The average stocks & shares ISA fund fell by 13.3% during the 2019/20 tax year (see table below), after three consecutive tax years in which it recorded positive gains.
Only two previous tax years have seen heavier falls: 2002/03 (-19.7%) and 2008/09 (-20.3%). As a result, savers using cash ISAs would have seen more favourable returns during the 2019/20 tax year.
In terms of fund sectors, UK equity funds were particularly adversely impacted. The average UK Equity Income fund fell by 26.9%, UK All Companies funds fell by 25.5% and UK Smaller Companies funds dropped by 20.6%.
European Smaller Companies (-20.6%) and Japanese Smaller Companies (-23.6%) were the only other fund sectors that posted comparative losses. By contrast, UK Gilts (12.2%) and Global Bonds (6.7%) were the best-performing ISA fund sectors.

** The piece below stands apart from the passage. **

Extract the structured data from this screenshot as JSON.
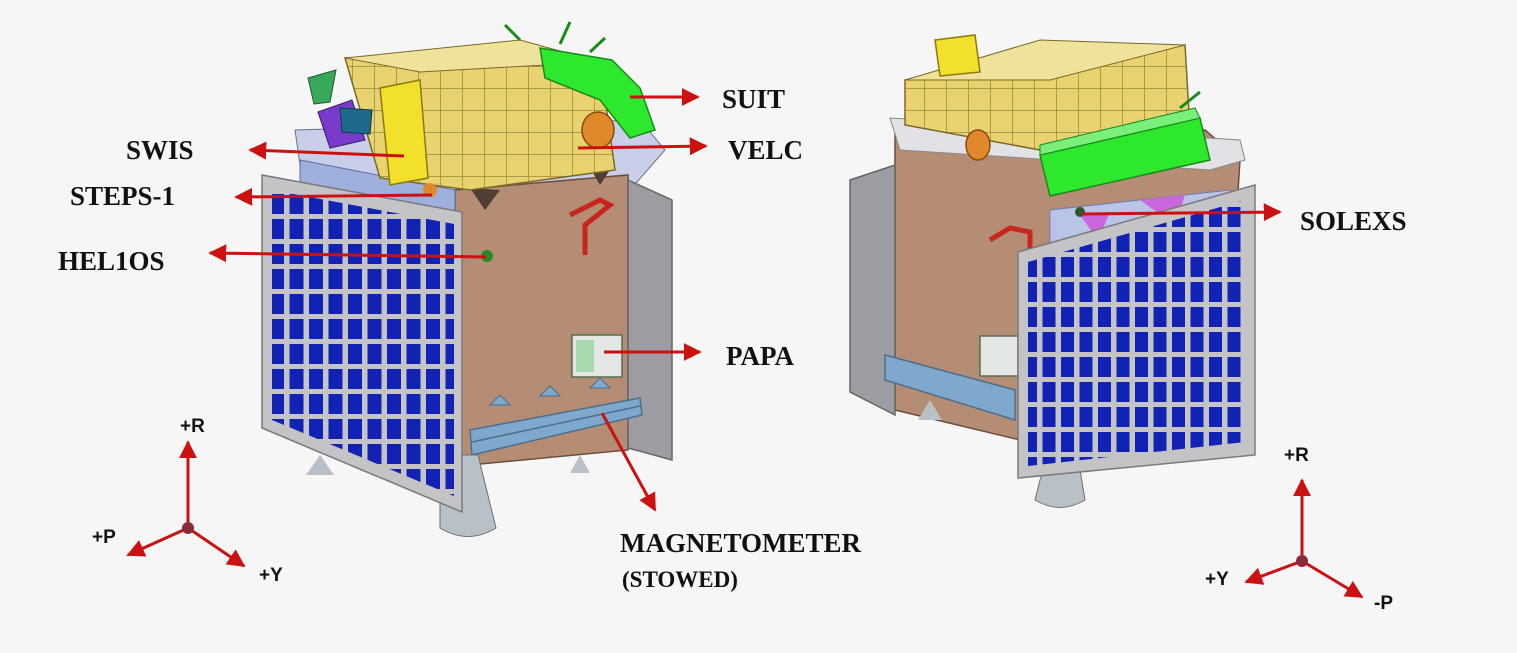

Richard Eagling,Head of Pensions and Investments at Moneyfacts said, “These are extraordinary times for investors, as shown by the fact that cash ISAs outperformed the average stocks & shares ISA in the 2019/20 tax year.
“The coronavirus pandemic means that stock markets are experiencing unprecedented volatility and investment returns across most fund sectors have naturally been hit hard. As dismal as the last tax year has proved to be for investors, it is unlikely to dampen enthusiasm for stocks & shares ISAs too much, as their long-term case remains compelling.”